После всех неудач дрогнул и "Цех": оперившиеся "подмастерья" стали потихоньку бунтовать против оскандалившихся "синдиков". Если открытие нового сезона (у Гумилевых 1 октября) прошло, как обычно, с соблюдением иерархической дисциплины, то на следующем заседании (у Николая Бруни 23 октября) из-за опоздания Городецкого "цеховики", посмеиваясь, избрали "временным синдиком"… Осипа Мандельштама. Приняв нарочито важный вид, Мандельштам, под нарастающий хохот, стал распоряжаться собранием. Но явившийся наконец Городецкий юмора не оценил. Произошла перепалка, во время которой Мандельштам и Городецкий наговорили друг другу массу дерзостей и расстались врагами. Чтобы утихомирить возникшую борьбу честолюбий, было решено провести ноябрьский "Вечер поэтов" в "Бродячей собаке" в виде шуточного "Цеха" – со всеми торжественными строгостями, но под председательством… Ахматовой. Это была уже самопародия (удачная, ибо посетители подвала веселились от души), недвусмысленно демонстрирующая, что идея объединения стала изживать себя. И, действительно, после буффонады в "Бродячей собаке" в работе "Цеха поэтов" возникла длительная пауза. Правда, очередные стихотворные сборники под цеховой обложкой "с лирой" выпустили Грааль Арельский и Сергей Гедройц, но эти новинки прошли едва замеченными.

Победу торжествовало "Общество поэтов" Скалдина и Недоброво. Тут запросто сходились все: акмеисты, символисты, футуристы, литераторы "вне направлений", величавые дилетанты, эстетические дамы и пишущие камер-юнкеры. "Помещение было просторное, благоустроенное, где-то на Сергиевской, – вспоминал Георгий Иванов. – Выступлений эстетов-учредителей можно было бы и не слушать, коротая время в комфортабельной столовой за бесплатными сандвичами и даровым портвейном". В подобной обстановке беседы о "мужественно-твердом и ясном взгляде на вещи" угасали, разумеется, сами собой. С порочными "адамитами" акмеистов правда, уже не путали: столичная публика твердо усвоила, что акмеистический идеал заключается в некоем художественном примитиве, первобытно-экзотическом или à la russe. На том все и успокоились. Прозвучала даже надежда, что, ратуя за чистоту языка и художественное мастерство, поэты "Гиперборея" придут в конце концов к "пушкинской школе". А затем отошедшая новинка затерялась среди сенсаций, скандалов и слухов бурного финала 1913 года.

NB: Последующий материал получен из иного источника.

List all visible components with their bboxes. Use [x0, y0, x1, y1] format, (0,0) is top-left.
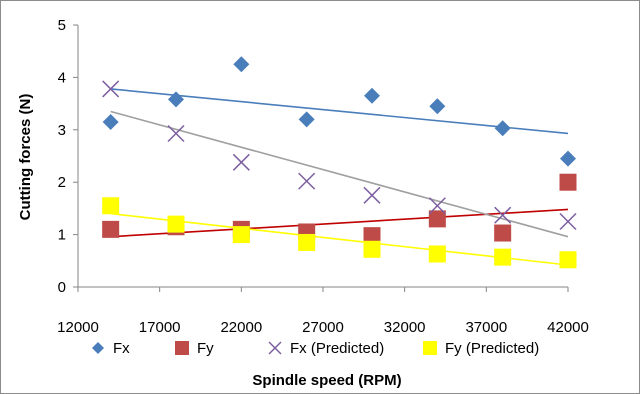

Любители политики оживленно обсуждали неожиданный финал войны на Балканах: дожав Турцию, Сербия, Черногория и Греция тут же набросились на Болгарию, которая имела неосторожность "поиграть мускулами" при дележке общей добычи. В итоге Болгария лишилась всех завоеваний и, вдобавок, собственных спорных земель на границе с Румынией, удачно вмешавшейся в конфликт. Передавали, что болгарский царь Фердинанд I, подписывая в августе капитуляцию, проклял недавних союзников:

– Ma vengeance sera terrible!

Общественники были поглощены киевским судебным процессом – еврея-конторщика Менделя Бейлиса обвиняли в ритуальном убийстве школьника Андрея Ющинского. Следствие по кошмарному делу, открытое еще при покойном Столыпине, тянулось, будоража как Россию, так и Европу, два с половиной года, выдав в итоге обвинительное заключение шитое белыми нитками. Присяжные, убоявшись греха, вынесли оправдательный вердикт, вместо ожидаемых еврейских погромов по Киеву прокатились манифестации, клеймящие "полицейскую Цусиму", освобожденный Бейлис с семьей немедленно выехал за границу, а странная гибель несчастного подростка так и осталась загадкой.

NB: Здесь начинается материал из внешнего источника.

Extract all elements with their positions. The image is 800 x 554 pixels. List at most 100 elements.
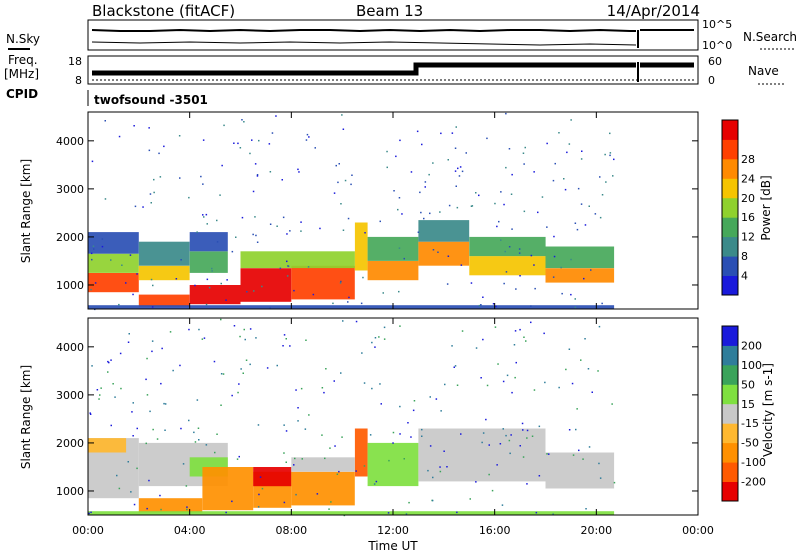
velocity-speckle bbox=[521, 422, 524, 425]
velocity-speckle bbox=[329, 447, 331, 449]
power-speckle bbox=[347, 301, 349, 303]
velocity-speckle bbox=[333, 380, 335, 382]
power-speckle bbox=[470, 282, 473, 284]
power-speckle bbox=[338, 163, 340, 165]
velocity-speckle bbox=[156, 438, 159, 440]
velocity-colorbar-swatch bbox=[722, 345, 738, 366]
power-speckle bbox=[276, 225, 278, 227]
power-band bbox=[418, 241, 470, 266]
velocity-speckle bbox=[198, 439, 200, 441]
velocity-speckle bbox=[355, 470, 357, 472]
power-speckle bbox=[546, 142, 548, 145]
velocity-speckle bbox=[535, 511, 538, 514]
power-speckle bbox=[454, 170, 457, 172]
power-speckle bbox=[312, 293, 315, 296]
velocity-speckle bbox=[321, 434, 323, 436]
power-speckle bbox=[451, 132, 454, 134]
velocity-speckle bbox=[431, 499, 434, 502]
power-speckle bbox=[576, 228, 579, 231]
velocity-speckle bbox=[491, 489, 494, 492]
power-band bbox=[545, 246, 615, 269]
power-speckle bbox=[503, 203, 505, 206]
velocity-speckle bbox=[243, 328, 245, 331]
power-speckle bbox=[429, 212, 431, 215]
velocity-speckle bbox=[249, 363, 251, 366]
power-speckle bbox=[455, 126, 457, 128]
power-speckle bbox=[609, 154, 611, 157]
velocity-band bbox=[367, 442, 419, 487]
power-speckle bbox=[149, 193, 152, 195]
velocity-speckle bbox=[145, 442, 147, 445]
velocity-speckle bbox=[164, 429, 166, 431]
power-speckle bbox=[211, 270, 213, 272]
power-speckle bbox=[496, 225, 498, 228]
velocity-speckle bbox=[238, 383, 240, 385]
power-speckle bbox=[179, 177, 181, 179]
power-speckle bbox=[253, 290, 255, 292]
velocity-speckle bbox=[538, 425, 541, 428]
n-sky-trace bbox=[91, 28, 636, 33]
velocity-speckle bbox=[193, 431, 195, 434]
velocity-colorbar-tick-label: 15 bbox=[741, 398, 755, 411]
power-speckle bbox=[243, 121, 245, 123]
power-speckle bbox=[420, 211, 422, 214]
velocity-speckle bbox=[552, 513, 554, 515]
power-speckle bbox=[163, 145, 165, 148]
velocity-speckle bbox=[591, 391, 593, 393]
power-band bbox=[88, 305, 615, 309]
velocity-speckle bbox=[186, 506, 188, 508]
velocity-speckle bbox=[338, 470, 340, 473]
power-speckle bbox=[604, 153, 606, 156]
power-speckle bbox=[609, 152, 612, 154]
power-speckle bbox=[508, 148, 511, 150]
velocity-data-layer bbox=[88, 318, 616, 517]
velocity-speckle bbox=[587, 368, 590, 370]
velocity-speckle bbox=[231, 394, 233, 397]
velocity-speckle bbox=[439, 466, 441, 468]
velocity-speckle bbox=[169, 331, 172, 333]
power-speckle bbox=[175, 278, 178, 280]
power-speckle bbox=[456, 206, 459, 209]
power-speckle bbox=[200, 175, 202, 178]
power-speckle bbox=[417, 231, 420, 233]
velocity-speckle bbox=[427, 469, 429, 472]
velocity-speckle bbox=[294, 457, 296, 460]
velocity-speckle bbox=[514, 330, 517, 332]
velocity-speckle bbox=[374, 337, 377, 339]
velocity-speckle bbox=[293, 464, 295, 466]
velocity-speckle bbox=[316, 493, 319, 495]
power-speckle bbox=[530, 305, 532, 307]
freq-label-2: [MHz] bbox=[4, 67, 39, 81]
velocity-speckle bbox=[146, 394, 149, 396]
velocity-speckle bbox=[508, 439, 511, 442]
power-band bbox=[189, 232, 228, 252]
power-speckle bbox=[132, 293, 134, 296]
velocity-speckle bbox=[378, 336, 380, 338]
power-speckle bbox=[580, 158, 583, 160]
velocity-y-axis-label: Slant Range [km] bbox=[19, 365, 33, 469]
power-speckle bbox=[537, 211, 539, 214]
nave-label: Nave bbox=[748, 64, 779, 78]
freq-panel-frame bbox=[87, 55, 699, 85]
power-speckle bbox=[471, 205, 474, 207]
power-speckle bbox=[439, 211, 441, 213]
velocity-speckle bbox=[130, 491, 132, 493]
power-speckle bbox=[134, 205, 137, 208]
x-tick-label: 04:00 bbox=[174, 524, 206, 537]
power-speckle bbox=[287, 265, 289, 267]
power-speckle bbox=[298, 171, 300, 173]
power-speckle bbox=[568, 143, 571, 145]
power-speckle bbox=[208, 286, 211, 289]
freq-label-1: Freq. bbox=[8, 53, 38, 67]
velocity-colorbar-tick-label: 50 bbox=[741, 378, 755, 391]
velocity-speckle bbox=[242, 372, 244, 374]
power-colorbar-tick-label: 16 bbox=[741, 211, 755, 224]
power-speckle bbox=[216, 241, 219, 243]
power-speckle bbox=[202, 139, 205, 141]
power-speckle bbox=[282, 216, 285, 219]
velocity-heatmap-panel: 1000 2000 3000 4000 Slant Range [km] 200 100… bbox=[19, 317, 775, 517]
velocity-band bbox=[88, 511, 615, 515]
power-speckle bbox=[534, 287, 536, 290]
power-speckle bbox=[92, 245, 95, 247]
velocity-speckle bbox=[325, 368, 327, 370]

Ценители прекрасного следили за визитом в Москву и Петербург бельгийского литературного классика Эмиля Верхарна, прочая публика – за российским турне кинокомика Макса Линдера (Гумилев побывал на столичных чествованиях обоих знаменитостей). Но "гвоздем" художественного сезона стали отечественные футуристы, отбросившие деление на "эго" и "кубо" и выступавшие единым строем: братья Бурлюки, Маяковский, Игорь-Северянин, Алексей Крученых, Василиск Гнедов, Василий Каменский и проч., и проч. О них говорили повсюду. Энергичный литературный критик из "Речи" и "Нивы" Корней Чуковский сделал себе имя на "футуроедстве", постоянно выступая с язвительными лекциями и пикируясь в статьях и дискуссиях с теоретиками "будетлянства" (как, на русский лад, именовалось иногда модное течение). Даже думский монархист Василий Шульгин, упоминая нелепости следственного заключения по "делу Бейлиса", сравнивал работу киевских полицейских с живописной "мазней футуристов". Последние, действительно, старались вовсю: раскрашивали не только холсты и сценические ширмы для выступлений, но и собственные лица, подвешивали за ножки концертный рояль и собирались "неузнанными розовыми мертвецами лететь к Америкам". Среди этого содома царил Владимир Маяковский, тыкавший со сцены пальцем в какого-то невинного зрителя-бородача:

Вот вы, мужчина, у вас в устах капуста
Где-то недокушанных, недоеденных щей…

Грозный палец перемещался на испуганную курсистку:

вот вы, женщина, на вас белила густо,
вы смотрите устрицей из раковин вещей.

"Публика уже не разбирала, где кончается заумь и начинается безумие, – вспоминал постоянный участник футуристических эскапад поэт Бенедикт Лифшиц. – Всем было весело". Литературные скандалы вошли в моду. Свою лепту внес даже ветеран-символист Константин Бальмонт, вернувшийся в Россию после многолетних зарубежных скитаний.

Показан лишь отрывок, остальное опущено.